Dans Mickey7, l'immortalité a un prix : la mort.
Edward Ashton, professeur de physique-quantique aux États-Unis, signe avec Mickey7 un roman de science-fiction assez court et plaisant qui aborde les thèmes (classiques il faut l'avouer) du colonialisme et du transhumanisme. Toutefois, le travail de « consommable » du protagoniste, au cœur de l'intrigue, soulève une dimension philosophique passionnante sur la mort et la figure de l'altérité.
Mickey Barnes provient de Midgard, une planète colonisée prospère où la vie y est plutôt agréable. Cet homme d'une trentaine d'années, ayant suivi une formation d'historien, va pourtant faire partie d'une mission de colonisation sans perspective de retour en qualité de « consommable », c'est-à-dire un homme à tout faire — surtout à mourir —, dont la conscience est téléchargée et réintégrée dans un nouveau corps identique au précédent après chaque infortunés décès (une « bioréplication »). Nous suivons le point de vue de Mickey7, la septième version depuis la mort du Mickey original, sur une planète de glace nommée Niflheim. (Le clin d’œil à la geste scandinave sera récurrente tout au long du roman, et si cela peut paraître peu original — souvenons-nous de Stargate ou encore Battlestar Galactica —, la dimension mythologique n'en est pas moins appréciable et rappelle également le programme spatial de la NASA Viking sur la recherche d'une vie sur Mars en 1975.) Lors d'une mission où il est déclaré mort par erreur, son double, Mickey8, est répliqué. Mais dans un contexte où chaque calorie est rationnée, un « multiple » ne sera pas toléré.

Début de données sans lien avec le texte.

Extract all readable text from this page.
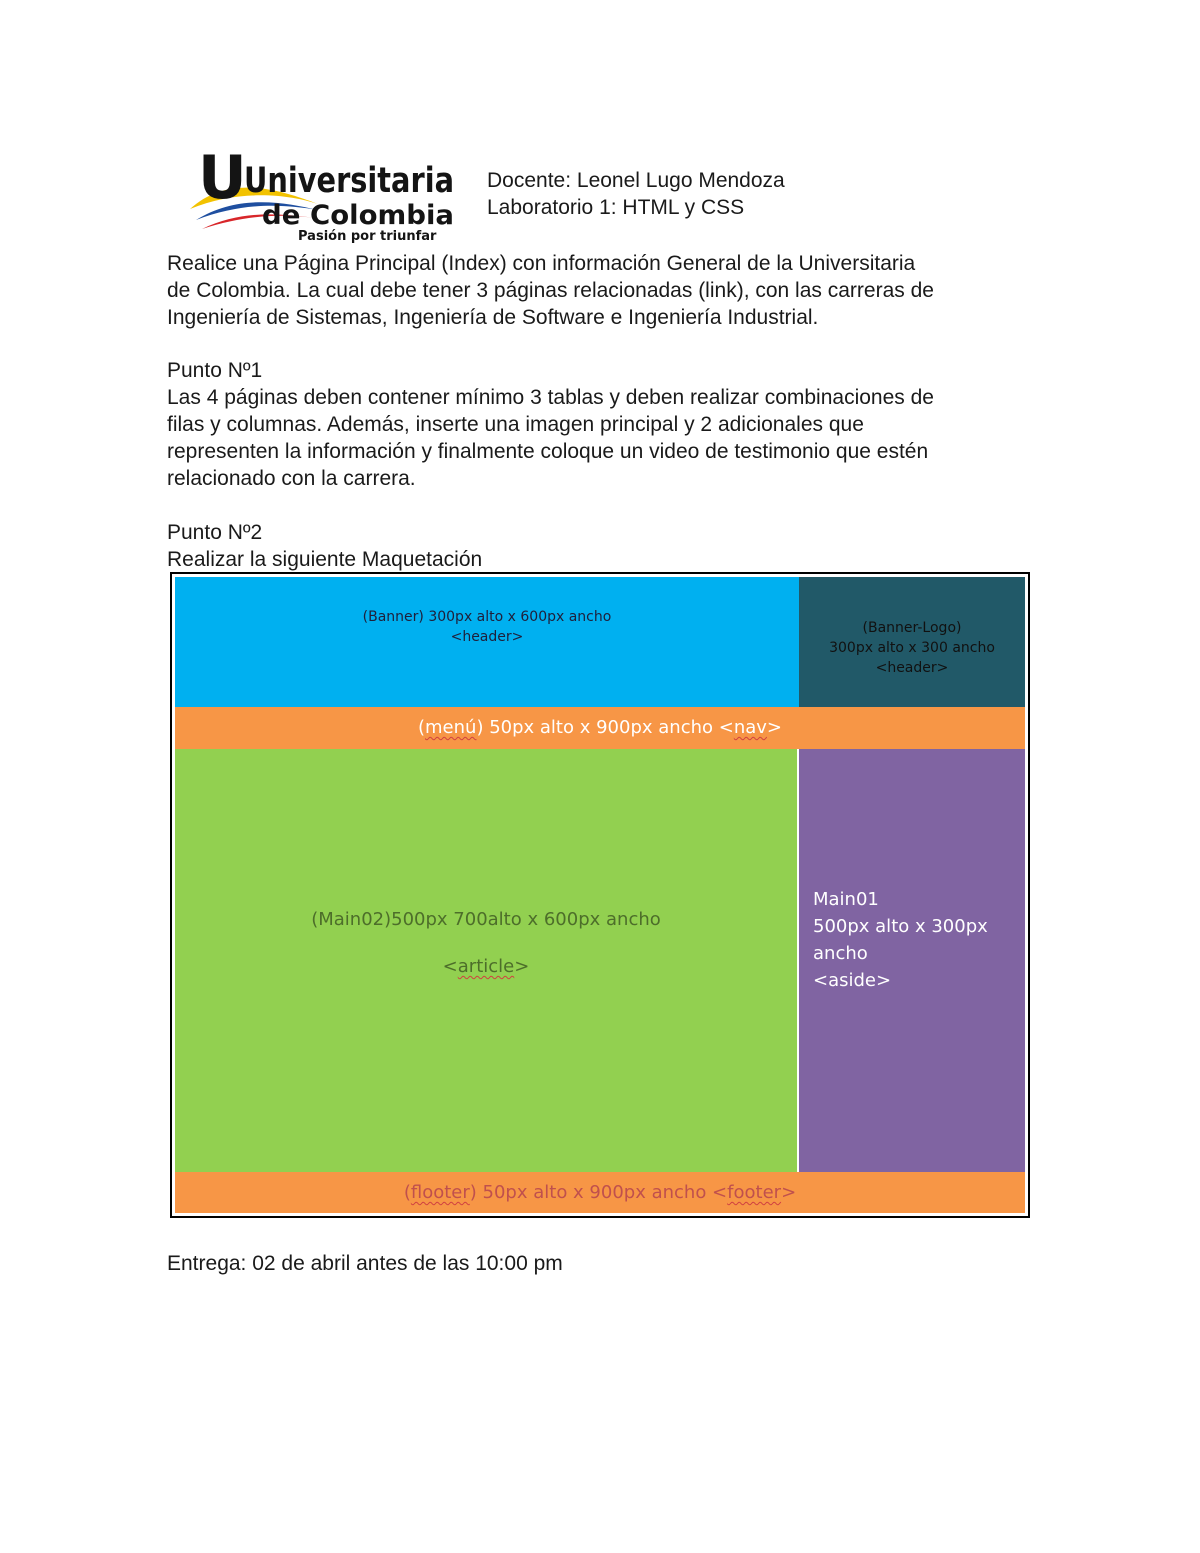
U
Universitaria
de Colombia
Pasión por triunfar
Docente: Leonel Lugo Mendoza
Laboratorio 1: HTML y CSS
Realice una Página Principal (Index) con información General de la Universitaria
de Colombia. La cual debe tener 3 páginas relacionadas (link), con las carreras de
Ingeniería de Sistemas, Ingeniería de Software e Ingeniería Industrial.
Punto Nº1
Las 4 páginas deben contener mínimo 3 tablas y deben realizar combinaciones de
filas y columnas. Además, inserte una imagen principal y 2 adicionales que
representen la información y finalmente coloque un video de testimonio que estén
relacionado con la carrera.
Punto Nº2
Realizar la siguiente Maquetación
(Banner) 300px alto x 600px ancho
<header>
(Banner-Logo)
300px alto x 300 ancho
<header>
(menú) 50px alto x 900px ancho <nav>
(Main02)500px 700alto x 600px ancho
<article>
Main01
500px alto x 300px
ancho
<aside>
(flooter) 50px alto x 900px ancho <footer>
Entrega: 02 de abril antes de las 10:00 pm
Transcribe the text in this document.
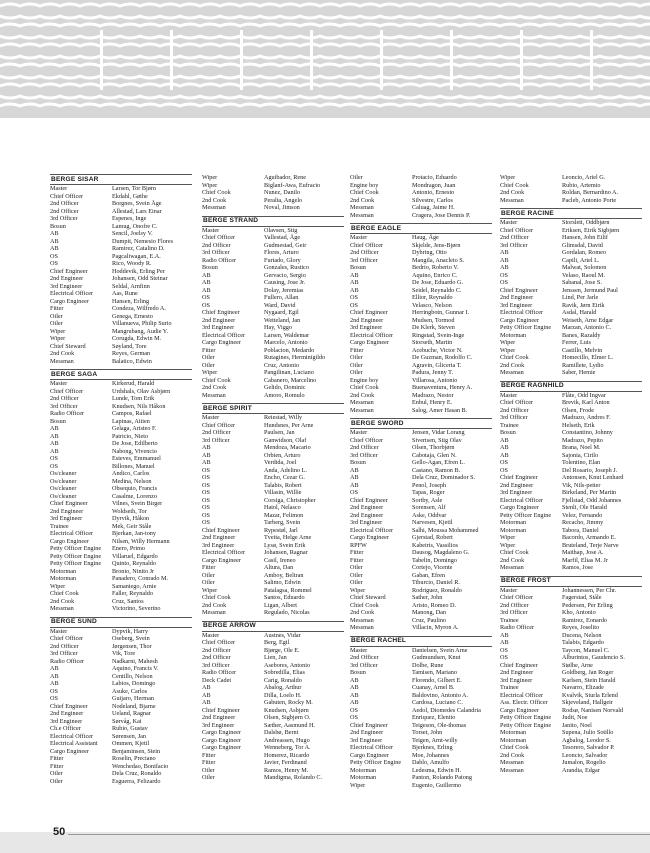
BERGE SISAR
Master	Larsen, Tor Bjørn
Chief Officer	Ekdahl, Gøthe
2nd Officer	Borgnes, Svein Åge
2nd Officer	Allestad, Lars Einar
3rd Officer	Espenes, Inge
Bosun	Lamug, Onofre C.
AB	Sencil, Joelsy V.
AB	Dumpit, Nemesio Flores
AB	Ramirez, Catalino D.
OS	Pagcaliwagan, E.A.
OS	Rico, Woody R.
Chief Engineer	Hoddevik, Erling Per
2nd Engineer	Johansen, Odd Steinar
3rd Engineer	Seldal, Arnfinn
Electrical Officer	Aas, Rune
Cargo Engineer	Hansen, Erling
Fitter	Condeza, Wilfredo A.
Oiler	Genega, Ernesto
Oiler	Villanueva, Philip Surio
Wiper	Mangrubang, Audie Y.
Wiper	Corugda, Edwin M.
Chief Steward	Søyland, Tore
2nd Cook	Reyes, German
Messman	Balatico, Edwin
BERGE SAGA
Master	Kirkerud, Harald
Chief Officer	Urdshals, Olav Asbjørn
2nd Officer	Lunde, Tom Erik
3rd Officer	Knudsen, Nils Håkon
Radio Officer	Campos, Rafael
Bosun	Lapinas, Aitien
AB	Gelaga, Aristeo F.
AB	Patricio, Nieto
AB	De Jose, Edilberto
AB	Nabong, Vivencio
OS	Esteves, Emmanuel
OS	Billones, Manuel
Os/cleaner	Andico, Carlos
Os/cleaner	Medina, Nelson
Os/cleaner	Obsequio, Francis
Os/cleaner	Casalme, Lorenzo
Chief Engineer	Vilnes, Svein Birger
2nd Engineer	Woldseth, Tor
3rd Engineer	Dyrvik, Håkon
Trainee	Mek, Geir Ståle
Electrical Officer	Bjerkan, Jan-tony
Cargo Engineer	Nilsen, Willy Hermann
Petty Officer Engine	Enero, Primo
Petty Officer Engine	Villaruel, Edgardo
Petty Officer Engine	Quinto, Reynaldo
Motorman	Bronio, Ninito Jr
Motorman	Panadero, Conrado M.
Wiper	Samaniego, Arnie
Chief Cook	Faller, Reynaldo
2nd Cook	Cruz, Santos
Messman	Victorino, Severino
BERGE SUND
Master	Dypvik, Harry
Chief Officer	Oseberg, Svein
2nd Officer	Jørgensen, Thor
3rd Officer	Vik, Tore
Radio Officer	Nadkarni, Mahesh
AB	Aquino, Francis V.
AB	Centillo, Nelson
AB	Labios, Domingo
OS	Asuke, Carlos
OS	Guijaro, Herman
Chief Engineer	Nodeland, Bjarne
2nd Engineer	Ueland, Ragnar
3rd Engineer	Sørvåg, Kai
Ch.e Officer	Rubio, Gustav
Electrical Officer	Sørensen, Jan
Electrical Assistant	Ommen, Kjetil
Cargo Engineer	Benjaminsen, Stein
Fitter	Roselin, Preciano
Fitter	Wenchedao, Bonifacio
Oiler	Dela Cruz, Ronaldo
Oiler	Esguerra, Felizardo
Wiper	Aguibador, Rene
Wiper	Biglanf-Awa, Eufracio
Chief Cook	Nunez, Danilo
2nd Cook	Peralta, Angelo
Messman	Noval, Jimson
BERGE STRAND
Master	Olavsen, Stig
Chief Officer	Vallestad, Åge
2nd Officer	Gudmestad, Geir
3rd Officer	Flores, Arturo
Radio Officer	Furtado, Glory
Bosun	Gonzales, Rustico
AB	Gervacio, Sergio
AB	Causing, Jose Jr.
AB	Dolay, Jeremias
OS	Fullero, Allan
OS	Ward, David
Chief Engineer	Nygaard, Egil
2nd Engineer	Wetteland, Jan
3rd Engineer	Hay, Viggo
Electrical Officer	Larsen, Waldemar
Cargo Engineer	Marcelo, Antonio
Fitter	Poblacion, Medardo
Oiler	Rutagines, Herminigildo
Oiler	Cruz, Antonio
Wiper	Pangilinan, Luciano
Chief Cook	Cabanero, Marcelino
2nd Cook	Gelido, Dominic
Messman	Amoro, Romulo
BERGE SPIRIT
Master	Reiestad, Willy
Chief Officer	Hundsnes, Per Arne
2nd Officer	Paulsen, Jan
3rd Officer	Ganwidson, Olaf
AB	Mendoza, Macario
AB	Orbien, Arturo
AB	Verdida, Joel
OS	Anda, Adelino L.
OS	Encho, Cezar G.
OS	Talabis, Robert
OS	Villasin, Willie
OS	Corsiga, Christopher
OS	Hatol, Nelasco
OS	Mazar, Felimon
OS	Tarberg, Svein
Chief Engineer	Rypestøl, Jarl
2nd Engineer	Tveita, Helge Arne
3rd Engineer	Lysø, Svein Erik
Electrical Officer	Johansen, Ragnar
Cargo Engineer	Casil, Ireneo
Fitter	Altura, Dan
Oiler	Amboy, Beltran
Oiler	Salimo, Edwin
Wiper	Patalagsa, Rommel
Chief Cook	Santos, Eduardo
2nd Cook	Ligan, Albert
Messman	Regulado, Nicolas
BERGE ARROW
Master	Austnes, Vidar
Chief Officer	Berg, Egil
2nd Officer	Bjørge, Ole E.
2nd Officer	Lien, Jan
3rd Officer	Asebores, Antonio
Radio Officer	Sobredilla, Elias
Deck Cadet	Carig, Ronaldo
AB	Abalog, Arthur
AB	Dilla, Loelo H.
AB	Gabuten, Rocky M.
Chief Engineer	Knudsen, Asbjørn
2nd Engineer	Olsen, Sigbjørn O.
3rd Engineer	Sæther, Aasmund H.
Cargo Engineer	Dalsbø, Bernt
Cargo Engineer	Andreassen, Hugo
Cargo Engineer	Wenneberg, Tor A.
Fitter	Homerez, Ricardo
Fitter	Javier, Ferdinand
Oiler	Ramos, Henry M.
Oiler	Mandigma, Rolando C.
Oiler	Protacio, Eduardo
Engine boy	Mondragon, Juan
Chief Cook	Antonio, Ernesto
2nd Cook	Silvestre, Carlos
Messman	Caluag, Jaime H.
Messman	Cragera, Jose Dennis P.
BERGE EAGLE
Master	Haug, Åge
Chief Officer	Skjelde, Jens-Bjørn
2nd Officer	Dybring, Otto
3rd Officer	Mangila, Anacleto S.
Bosun	Bedrio, Roberto V.
AB	Aquino, Enrico C.
AB	De Jose, Eduardo G.
AB	Seidel, Reynaldo C.
OS	Ellior, Reynaldo
OS	Velasco, Nelson
Chief Engineer	Herringbotn, Gunnar I.
2nd Engineer	Mudsen, Tormod
3rd Engineer	De Klerk, Steven
Electrical Officer	Ringstad, Svein-Inge
Cargo Engineer	Storseth, Martin
Fitter	Acebuche, Victor N.
Oiler	De Guzman, Rodolfo C.
Oiler	Agravin, Gliceria T.
Oiler	Padura, Jenny T.
Engine boy	Villarosa, Antonio
Chief Cook	Buenaventura, Henry A.
2nd Cook	Madrazo, Nestor
Messman	Enbul, Henry E.
Messman	Salog, Amer Hasan B.
BERGE SWORD
Master	Jensen, Vidar Lorang
Chief Officer	Sivertsen, Stig Olav
2nd Officer	Olsen, Thorbjørn
3rd Officer	Cabotaja, Glen N.
Bosun	Gello-Agan, Efren L.
AB	Castano, Ramon B.
AB	Dela Cruz, Dominador S.
AB	Penol, Joseph
OS	Tapas, Roger
Chief Engineer	Sortby, Asle
2nd Engineer	Sorensen, Alf
2nd Engineer	Aske, Oddvar
3rd Engineer	Narvesen, Kjetil
Electrical Officer	Salhi, Moussa Mohammed
Cargo Engineer	Gjerstad, Robert
RPFW	Kabeiris, Vassilios
Fitter	Dausog, Magdaleno G.
Fitter	Tabelin, Domingo
Oiler	Cortejo, Vicente
Oiler	Gaban, Efren
Oiler	Tiburcio, Daniel R.
Wiper	Rodriguez, Ronaldo
Chief Steward	Sather, John
Chief Cook	Aristo, Romeo D.
2nd Cook	Manong, Dan
Messman	Cruz, Paulino
Messman	Villacin, Myron A.
BERGE RACHEL
Master	Danielsen, Svein Arne
2nd Officer	Gudmundsen, Knut
3rd Officer	Dolbe, Rune
Bosun	Tamisen, Mariano
AB	Florendo, Gilbert E.
AB	Cuanay, Arnel B.
AB	Baldovino, Antonio A.
AB	Cardosa, Luciano C.
OS	Aedol, Diomedes Calandria
OS	Enriquez, Elenito
Chief Engineer	Teigeson, Ole-thomas
2nd Engineer	Torset, John
3rd Engineer	Teigen, Arnt-willy
Electrical Officer	Bjerknes, Erling
Cargo Engineer	Moe, Johannes
Petty Officer Engine	Dablo, Amulfo
Motorman	Ledesma, Edwin H.
Motorman	Panton, Rolando Patong
Wiper	Eugenio, Guillermo
Wiper	Leoncio, Ariel G.
Chief Cook	Rubio, Artemio
2nd Cook	Roldan, Bernardino A.
Messman	Pacleb, Antonio Porte
BERGE RACINE
Master	Storslett, Oddbjørn
Chief Officer	Eriksen, Eirik Sigbjørn
2nd Officer	Hansen, John Eilif
3rd Officer	Glimsdal, David
AB	Gordalan, Romeo
AB	Capili, Ariel L.
AB	Malwat, Solomon
OS	Velaso, Raoul M.
OS	Sabanal, Jose S.
Chief Engineer	Jenssen, Jermund Paul
2nd Engineer	Lind, Per Jarle
3rd Engineer	Ravik, Jørn Eirik
Electrical Officer	Asdal, Harald
Cargo Engineer	Weiseth, Arne Edgar
Petty Officer Engine	Marzan, Antonio C.
Motorman	Banes, Razaldy
Wiper	Ferrer, Luis
Wiper	Castillo, Melvin
Chief Cook	Homecillo, Elmer L.
2nd Cook	Ramillete, Lydio
Messman	Saber, Hemie
BERGE RAGNHILD
Master	Flåte, Odd Ingvar
Chief Officer	Brevik, Karl Anton
2nd Officer	Olsen, Frode
3rd Officer	Madrazo, Andres F.
Trainee	Helseth, Erik
Bosun	Constantino, Johnny
AB	Madrazo, Pepito
AB	Brana, Noel M.
AB	Sajonia, Cirilo
OS	Tolentino, Elan
OS	Del Rosario, Joseph J.
Chief Engineer	Antonsen, Knut Lenhard
2nd Engineer	Vik, Nils-petter
3rd Engineer	Birkeland, Per Martin
Electrical Officer	Fjellstad, Odd Johannes
Cargo Engineer	Stenli, Ole Harald
Petty Officer Engine	Velez, Fernando
Motorman	Recacho, Jimmy
Motorman	Tabora, Daniel
Wiper	Bacordo, Armando E.
Wiper	Bruteland, Terje Narve
Chief Cook	Maithap, Jose A.
2nd Cook	Marfil, Elias M. Jr
Messman	Ramos, Jose
BERGE FROST
Master	Johannessen, Per Chr.
Chief Officer	Fagerstad, Ståle
2nd Officer	Pedersen, Per Erling
3rd Officer	Kho, Antonio
Trainee	Ramirez, Eonardo
Radio Officer	Reyes, Joselito
AB	Ducena, Nelson
AB	Talabis, Edgardo
OS	Taycon, Manuel C.
OS	Alburintos, Gaudencio S.
Chief Engineer	Stølhe, Arne
2nd Engineer	Goldberg, Jan Roger
3rd Engineer	Karlsen, Stein Harald
Trainee	Navarro, Elizade
Electrical Officer	Kvalvik, Sturla Erlend
Ass. Electr. Officer	Skjeveland, Hallgeir
Cargo Engineer	Rodsø, Nanisen Norvald
Petty Officer Engine	Judit, Noe
Petty Officer Engine	Janito, Noel
Motorman	Supena, Julio Sotillo
Motorman	Agbalog, Leodor S.
Chief Cook	Tesorero, Salvador P.
2nd Cook	Leoncio, Salvador
Messman	Jumalon, Rogelio
Messman	Arandia, Edgar
50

Sur cette planète hostile, les colons font face à un problème de taille : des vers de glace dont les mâchoires sont capables d'entamer l'acier le plus épais. Entre alors en jeu cette seconde intrigue, qui dynamise le récit en arrière-plan de l'histoire et des flash-backs de la vie de Mickey. Ces vers sont-ils doués d'intelligence ? Cette question qui préoccupe notre narrateur rappelle évidemment la controverse de Valladolid, tenue en Espagne au XVIè siècle de notre ère, très habilement réécrite par l'auteur de SF John Scalzi dans La controverse de Zara XXIII (L'Atalante, 2018).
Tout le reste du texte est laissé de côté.